Wrong song, Michael Gorman

I’ve been watching with some detached interest over the past few weeks as Michael Gorman decided to become one of the “blog people” and launch a blitzkrieg against what, one would presume to be, “all the other blog people.”

Oddly enough, given my personal feelings on the matters in question, I found myself not taking offense to any of it, nor am I particularly bothered by it, so naturally I needed to examine that a bit further.

It helps that his points are, by-and-large, valid when considered from within his frame-of-reference. And despite his very pronounced colloquy that seems to drive people mad, he is a concerned citizen with some legitimate beefs. But it’s two recent posts of his that betray his misunderstanding of our 2.0 world and his subsequent strategy for coping with it. The Siren Song of the Internet, parts I and II make it clear that he’s misinterpreting the music. His biggest mistake is to assume that the flow of information through the Net is a zero-sum game and that there should be a procedural framework imposed upon it. You might just as easily catch the wind in a bag and to expect such from the internet will leave you in perpetual disappointment. Which is obviously where Gorman is currently mired. He thinks it is the sirens’ song we’re hearing. But it’s not. (Incidentally, I always thought that the wind-bag setback was simply a matter of poor, untransparent management on the part of Ulysses)

It’s more likely we’re hearing a song like that sung “beyond the genius of the sea” in Wallace Steven’s “Idea of Order at Key West.” It’s a poem that can never be explained, only understood. It defies logical examination, but conveys far more than the sum of its words in a clarity that is either grasped, or not. The metaphor is much more relevant here:

She sang beyond the genius of the sea.
The water never formed to mind or voice,
Like a body wholly body, fluttering
Its empty sleeves; and yet its mimic motion
Made constant cry, caused constantly a cry,
That was not ours although we understood,
Inhuman, of the veritable ocean.

There is no permanence online, there is little to no authority online, there are no borders online, there are fewer inhibitions online. “Online” has overwhelmed convention like a rising tide over a sand castle, it confounds giants like the RIAA and MPAA while simultaneously turning tiny David voices into Goliath ones. There is no pushing back against it. If information was a physical object, the internet would be a black hole of matter so densely packed that the laws of physics become irrelevant. So too are Gorman’s machinations, valid as they may be. They don’t apply, never will. We’re in a place where Apples can sometimes taste like pomegranates, where the down escalator often goes up.

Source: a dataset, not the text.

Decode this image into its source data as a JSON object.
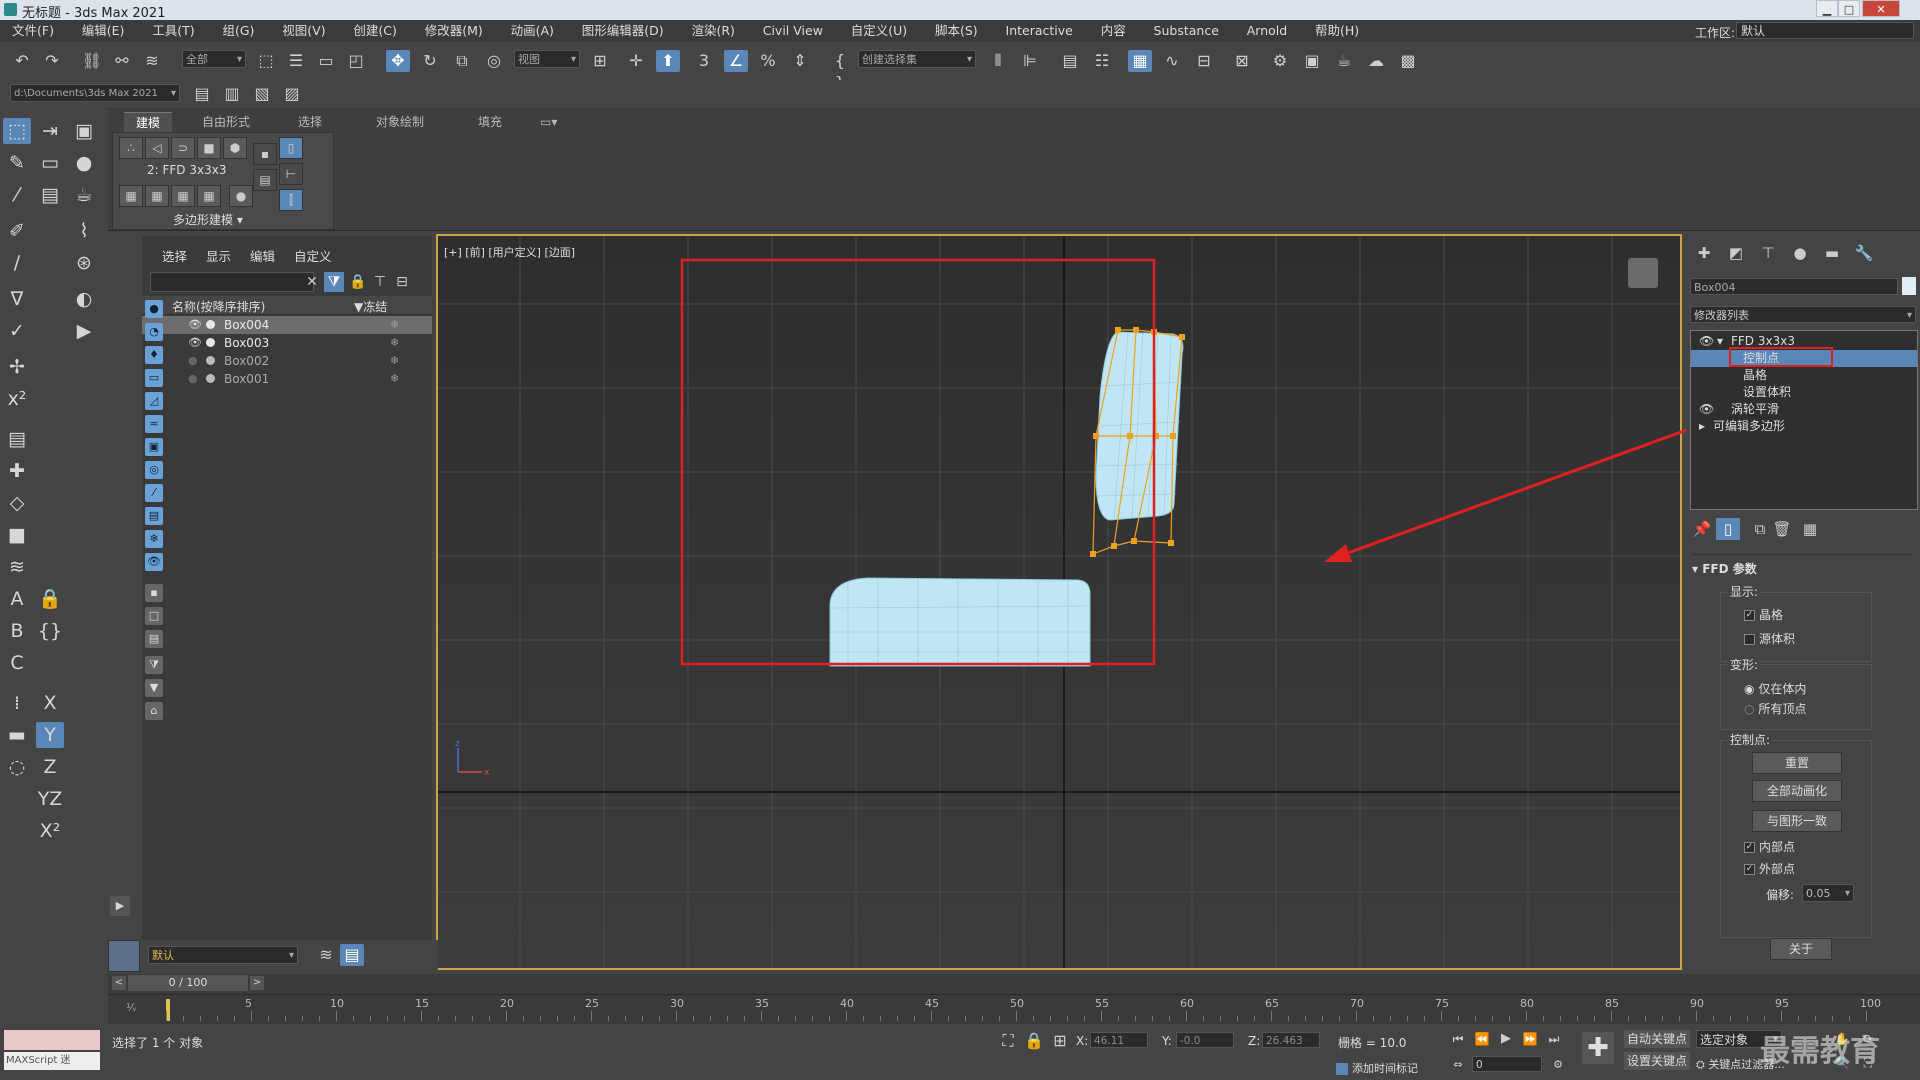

But it’s not all naked chaos. There is a self-governing pattern of information exchange that arranges itself fractally into representations of a much larger truth. Sometimes we just need to back off and look at it from thirty-thousand feet before it reveals itself. But these are not truths that we can cite in scholarly papers or use as a basis for proof of anything. Ultimately they’re truths about the nature of humanity that present themselves for only a brief moment before they dissolve into another . Because the vehicle upon which all this has evolved is science-based technology, Gorman assumes its payload should, too, conform to the same laws.

Even though it’s not appropriate, his response to this nebulous new world is that of Ulysses’–tell his crew to put wax in their ears and lash him to the mast. So it’s no surprise to me that many of us (who he mistakenly thinks of as harpies) are really just sitting on the shore, listening to some really great music, sipping mai tais and casually wondering, “what the fuck is going on in that boat?”